So I went to therapy this week feeling so depressed I could not talk. Could barely move, think, breathe. I was sad, weepy, very withdrawn and not wanting to emerge.
Once before this happened and T talked and I was able to get out of it and it was okay. I appreaciated it. This time I just wanted to be there and not talk. And that would be okay with her, according to a discussion about this at a previous session. But I couldn't say that's what I wanted. I wasn't wanting her to guess, I just couldn't say it.
So she talked and I responded some; I could not seem to get my brain to work or the thoughts from my brain to my voice. I keep wanting to write here that she kept saying all the wrong things. She didn't but it felt like she was I think because I couldn't take in what she was saying very well. I tried to let the silences happen but she didn't let them happen. Every time she spoke it was like she was 'interrupting' my silence.
She said I see the part of me that is there, prominent in the moment, but I can't see the whole of me, all the parts as one. (I'm becoming able to see how I do this with others, learning I can strongly dislike one part (or more than one part) of a person but care about that person overall. I don't have to choose how I feel, I feel like and dislike both about the same person. I don't have to think about pushing that person away because this is okay to have ambivalent feelings, it's how things work.) And she said that I am hard on myself and unforgiving. (Recent financial disaster after accidentally paying my car payment twice online. I have been open with others about this, instead of burying it with shame as I normally would do, and I've been amazed at the people who have said they have done this too, and even recently--people who I thought were much smarter, more adult, more responsible than me).

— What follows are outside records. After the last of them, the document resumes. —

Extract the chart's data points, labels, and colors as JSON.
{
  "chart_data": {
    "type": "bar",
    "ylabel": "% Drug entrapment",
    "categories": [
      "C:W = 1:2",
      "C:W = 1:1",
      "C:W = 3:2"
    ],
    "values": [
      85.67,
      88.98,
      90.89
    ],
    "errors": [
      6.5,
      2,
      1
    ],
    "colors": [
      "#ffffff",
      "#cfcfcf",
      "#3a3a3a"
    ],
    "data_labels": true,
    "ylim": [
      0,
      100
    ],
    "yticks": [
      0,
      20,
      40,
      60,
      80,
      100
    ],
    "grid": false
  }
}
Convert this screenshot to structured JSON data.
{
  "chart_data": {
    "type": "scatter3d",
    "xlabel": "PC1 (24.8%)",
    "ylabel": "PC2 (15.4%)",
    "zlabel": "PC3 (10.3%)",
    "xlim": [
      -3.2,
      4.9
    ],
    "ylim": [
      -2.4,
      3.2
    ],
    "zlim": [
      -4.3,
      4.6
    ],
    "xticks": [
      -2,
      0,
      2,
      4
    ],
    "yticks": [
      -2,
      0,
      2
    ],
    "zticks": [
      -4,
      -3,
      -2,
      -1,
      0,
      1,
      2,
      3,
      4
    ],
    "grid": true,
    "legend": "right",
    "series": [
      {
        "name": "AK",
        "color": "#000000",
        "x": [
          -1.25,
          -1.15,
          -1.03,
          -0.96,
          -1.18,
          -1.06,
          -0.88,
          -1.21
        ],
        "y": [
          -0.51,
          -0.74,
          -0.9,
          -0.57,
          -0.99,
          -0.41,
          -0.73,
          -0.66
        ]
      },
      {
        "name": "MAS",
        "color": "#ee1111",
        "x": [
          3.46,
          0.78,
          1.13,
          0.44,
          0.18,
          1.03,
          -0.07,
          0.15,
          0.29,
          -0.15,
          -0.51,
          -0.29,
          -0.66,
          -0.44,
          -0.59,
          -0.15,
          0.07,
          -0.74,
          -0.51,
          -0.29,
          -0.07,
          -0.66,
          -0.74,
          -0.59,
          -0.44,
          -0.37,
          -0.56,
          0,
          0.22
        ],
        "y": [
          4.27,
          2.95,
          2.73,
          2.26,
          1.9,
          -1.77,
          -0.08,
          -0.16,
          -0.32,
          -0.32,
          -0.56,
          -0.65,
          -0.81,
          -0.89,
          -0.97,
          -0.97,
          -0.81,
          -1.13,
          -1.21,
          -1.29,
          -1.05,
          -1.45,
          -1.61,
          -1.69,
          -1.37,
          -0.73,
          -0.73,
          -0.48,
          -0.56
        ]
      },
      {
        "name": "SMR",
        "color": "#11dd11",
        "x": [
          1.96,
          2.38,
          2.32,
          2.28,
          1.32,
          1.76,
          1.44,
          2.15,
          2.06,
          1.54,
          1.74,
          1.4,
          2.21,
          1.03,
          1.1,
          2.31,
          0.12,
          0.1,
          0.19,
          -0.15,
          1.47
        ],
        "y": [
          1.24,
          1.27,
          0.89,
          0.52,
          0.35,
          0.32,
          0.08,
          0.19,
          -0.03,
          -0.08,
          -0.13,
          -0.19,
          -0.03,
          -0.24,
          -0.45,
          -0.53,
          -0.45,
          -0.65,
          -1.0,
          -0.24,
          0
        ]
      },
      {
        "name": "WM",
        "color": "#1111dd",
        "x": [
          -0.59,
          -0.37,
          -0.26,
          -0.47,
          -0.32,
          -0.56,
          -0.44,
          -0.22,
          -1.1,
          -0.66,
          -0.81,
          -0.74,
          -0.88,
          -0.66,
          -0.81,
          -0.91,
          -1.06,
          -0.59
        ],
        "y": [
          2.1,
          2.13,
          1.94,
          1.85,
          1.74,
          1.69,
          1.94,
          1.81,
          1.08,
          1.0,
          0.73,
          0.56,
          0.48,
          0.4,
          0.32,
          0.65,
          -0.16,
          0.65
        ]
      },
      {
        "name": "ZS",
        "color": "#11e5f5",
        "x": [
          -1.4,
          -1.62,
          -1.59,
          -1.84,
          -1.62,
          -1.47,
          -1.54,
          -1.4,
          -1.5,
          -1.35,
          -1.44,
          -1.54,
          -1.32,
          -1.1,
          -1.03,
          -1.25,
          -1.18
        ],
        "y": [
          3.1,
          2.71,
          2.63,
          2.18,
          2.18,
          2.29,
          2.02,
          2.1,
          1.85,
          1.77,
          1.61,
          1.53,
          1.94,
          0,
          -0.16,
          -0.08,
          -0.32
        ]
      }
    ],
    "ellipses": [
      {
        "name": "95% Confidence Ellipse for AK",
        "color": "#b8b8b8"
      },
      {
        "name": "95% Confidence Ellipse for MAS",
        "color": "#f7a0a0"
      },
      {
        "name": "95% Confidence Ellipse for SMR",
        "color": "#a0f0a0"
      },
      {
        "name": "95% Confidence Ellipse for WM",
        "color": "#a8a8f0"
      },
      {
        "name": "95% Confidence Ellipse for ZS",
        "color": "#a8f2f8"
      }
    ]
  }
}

She said I give her a run for her money because I read a lot; she gave an example that I can't remember, saying "Most people wouldn't know that, you realize?." (I worry she will say I'm not smart enough for therapy). She said I am smart.... but I don't do anything with it. She means that I am very solitary, I don't share much, that I could share by joining a book club for example. And that really ticked me off. I've already asked to her not push me to be social because my history includes frustration about way too much of that; pushing but no help otherwise for an extremely shy, introverted, anxious, hearing impaired little girl. Just pushing and criticizing and blaming. I know her mere comment wasn't *pushing* but it feels like it and it feels blaming and criticizing too. I began to feel angry. I was already getting angry because she was talking so much, and going too fast for my sluggishly moving brain. I had no energy for the anger and it felt wrong, unjustified and out of proportion. I could only stuff all thoughts about it. Besides anger disturbs me and scares me; I'm afraid I'll just explode right there in the room, destructively sweeping those shelves clear of the toys, clearing every other surface until there's nothing left, raging until I collapse. I can't let a piece of it out for fear it will all come out. Because then T will see that part of me. And she will be done with me and I will lose her.